Reputation: 1191
I'm curious how the /base
files are updated for a Postgres database. Do the segments correspond to segments of each table, so that only a few segment files are updated after an update to subset of the table? Or will the update to the table cause changes to all or a majority of the segment files?
Basically, I'm interested in the reliability of these updates to the /base
files for backup purposes. Given the usage of WAL for PITR, I have a feeling that the files are not updated in any coherent way for my purposes.

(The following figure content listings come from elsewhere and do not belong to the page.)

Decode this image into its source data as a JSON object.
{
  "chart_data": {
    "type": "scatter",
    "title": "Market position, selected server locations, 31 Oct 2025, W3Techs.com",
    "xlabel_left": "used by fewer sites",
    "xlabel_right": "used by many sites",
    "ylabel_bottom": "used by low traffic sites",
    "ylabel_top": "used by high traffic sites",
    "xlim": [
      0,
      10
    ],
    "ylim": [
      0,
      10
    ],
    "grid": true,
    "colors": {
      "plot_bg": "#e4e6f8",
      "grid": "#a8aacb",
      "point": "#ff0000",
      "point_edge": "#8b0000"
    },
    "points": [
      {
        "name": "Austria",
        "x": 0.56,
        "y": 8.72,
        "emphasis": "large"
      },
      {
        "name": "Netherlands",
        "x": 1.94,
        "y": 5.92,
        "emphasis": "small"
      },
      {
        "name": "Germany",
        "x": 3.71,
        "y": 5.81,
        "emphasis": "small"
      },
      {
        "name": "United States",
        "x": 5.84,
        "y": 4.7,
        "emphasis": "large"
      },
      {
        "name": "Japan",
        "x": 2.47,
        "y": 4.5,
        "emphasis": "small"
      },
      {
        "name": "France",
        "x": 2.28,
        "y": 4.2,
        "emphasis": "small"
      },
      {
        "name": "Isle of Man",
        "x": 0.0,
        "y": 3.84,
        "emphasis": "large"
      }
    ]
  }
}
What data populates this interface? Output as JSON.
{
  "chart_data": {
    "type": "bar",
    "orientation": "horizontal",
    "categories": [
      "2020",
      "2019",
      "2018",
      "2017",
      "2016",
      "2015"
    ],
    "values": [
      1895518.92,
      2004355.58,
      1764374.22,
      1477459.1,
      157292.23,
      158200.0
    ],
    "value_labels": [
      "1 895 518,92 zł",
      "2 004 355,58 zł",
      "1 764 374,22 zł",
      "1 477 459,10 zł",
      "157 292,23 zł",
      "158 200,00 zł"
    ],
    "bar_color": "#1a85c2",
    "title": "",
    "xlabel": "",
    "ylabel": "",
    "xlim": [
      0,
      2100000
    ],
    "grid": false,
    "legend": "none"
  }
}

According to the documentation:
When a table or index exceeds 1 GB, it is divided into gigabyte-sized segments. The first segment's file name is the same as the filenode; subsequent segments are named filenode.1, filenode.2, etc. This arrangement avoids problems on platforms that have file size limitations. (Actually, 1 GB is just the default segment size. The segment size can be adjusted using the configuration option
--with-segsize
when building PostgreSQL.) In principle, free space map and visibility map forks could require multiple segments as well, though this is unlikely to happen in practice.
Upvotes: 0
Views: 419
Reputation: 247215
At the link you quote, you will also find that tables and indexes are organized in 8KB blocks, and a table row is always contained in one block.
So modifying a row will affect at most two blocks: the one that contains the old row version, and one where the new version is written. So no more than two table files can be affected.
Indexes are less predictable: if the update is HOT, nothing will be modified. If an index page split becomes necessary, several blocks may be affected.
Since your main concern seems to be reliability: modifications to the data files are asynchronous to the SQL statements that cause them. The information is logged in WAL and then written to shared memory. The modifications will hit the disk during the next checkpoint at latest.
The WAL is responsible for the durability of all transactions since the last checkpoint.